All 500 of the world's fastest supercomputers run Linux. This has been true since November 2017 without a single exception. The systems doing climate modelling, nuclear simulations, drug discovery, and AI training all run Linux.

AI infrastructure

The GPU clusters training large language models, including the infrastructure behind ChatGPT, Gemini, and Claude, run on Linux. NVIDIA's AI platforms, the tooling for CUDA, all Linux-native.

The South African angle

South Africa's internet infrastructure runs on Linux the same way the global internet does. The data centres at Teraco Johannesburg and Teraco Cape Town, which host most of the country's critical internet infrastructure, run Linux servers. MTN, Vodacom, Liquid Intelligent Technologies, and every significant South African cloud provider sits on Linux.

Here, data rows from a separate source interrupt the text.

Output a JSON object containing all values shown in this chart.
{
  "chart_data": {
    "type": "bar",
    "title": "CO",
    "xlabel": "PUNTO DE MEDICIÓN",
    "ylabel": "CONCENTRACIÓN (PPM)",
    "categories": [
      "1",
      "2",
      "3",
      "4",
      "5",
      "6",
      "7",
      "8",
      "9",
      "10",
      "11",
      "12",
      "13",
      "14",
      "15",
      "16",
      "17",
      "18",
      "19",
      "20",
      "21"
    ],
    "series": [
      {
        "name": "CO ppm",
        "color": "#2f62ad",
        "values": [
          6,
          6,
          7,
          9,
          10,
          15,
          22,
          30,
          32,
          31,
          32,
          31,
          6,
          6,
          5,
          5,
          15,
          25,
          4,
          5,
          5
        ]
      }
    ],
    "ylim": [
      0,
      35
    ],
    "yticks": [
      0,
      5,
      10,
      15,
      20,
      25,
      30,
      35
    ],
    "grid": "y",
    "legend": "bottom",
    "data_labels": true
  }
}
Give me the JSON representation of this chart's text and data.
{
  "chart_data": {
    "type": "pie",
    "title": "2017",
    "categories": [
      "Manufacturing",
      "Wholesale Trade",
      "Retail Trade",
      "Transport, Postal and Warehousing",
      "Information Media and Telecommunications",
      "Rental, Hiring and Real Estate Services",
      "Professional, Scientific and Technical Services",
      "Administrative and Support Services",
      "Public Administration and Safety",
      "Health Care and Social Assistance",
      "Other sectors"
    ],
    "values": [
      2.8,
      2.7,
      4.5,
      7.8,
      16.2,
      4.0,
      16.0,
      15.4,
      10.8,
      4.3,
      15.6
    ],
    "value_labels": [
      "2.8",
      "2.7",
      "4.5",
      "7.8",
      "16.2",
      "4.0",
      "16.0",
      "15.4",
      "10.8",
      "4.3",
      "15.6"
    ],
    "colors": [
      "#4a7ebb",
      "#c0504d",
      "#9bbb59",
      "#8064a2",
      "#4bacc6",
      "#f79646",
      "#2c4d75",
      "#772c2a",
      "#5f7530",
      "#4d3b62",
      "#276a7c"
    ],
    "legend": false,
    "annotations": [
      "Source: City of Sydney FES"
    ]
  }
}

Local hosting providers like Xneelo, HostAfrica, Axxess, EliteHost, and Domains.co.za all run Linux on their server infrastructure.

If you're building a product that runs online in South Africa, it's running on Linux. Understanding that infrastructure is not optional for anyone who wants to call themselves a senior engineer.

What this means for you as a developer

You don't need to be a Linux sysadmin to build software. But you should know:

  • How to navigate a Linux filesystem from the command line
  • How to read system logs (usually in /var/log/)
  • How to check what's eating CPU and RAM (htop, top)
  • How to manage background processes with systemd or pm2
  • How file permissions work (chmod, chown)
  • How to use SSH and basic scp or rsync for file transfers

These skills don't take long to learn and they will save you in production situations that matter.

Linux won the internet because it was technically better for the job. Learning to work with it isn't niche knowledge. It's the floor.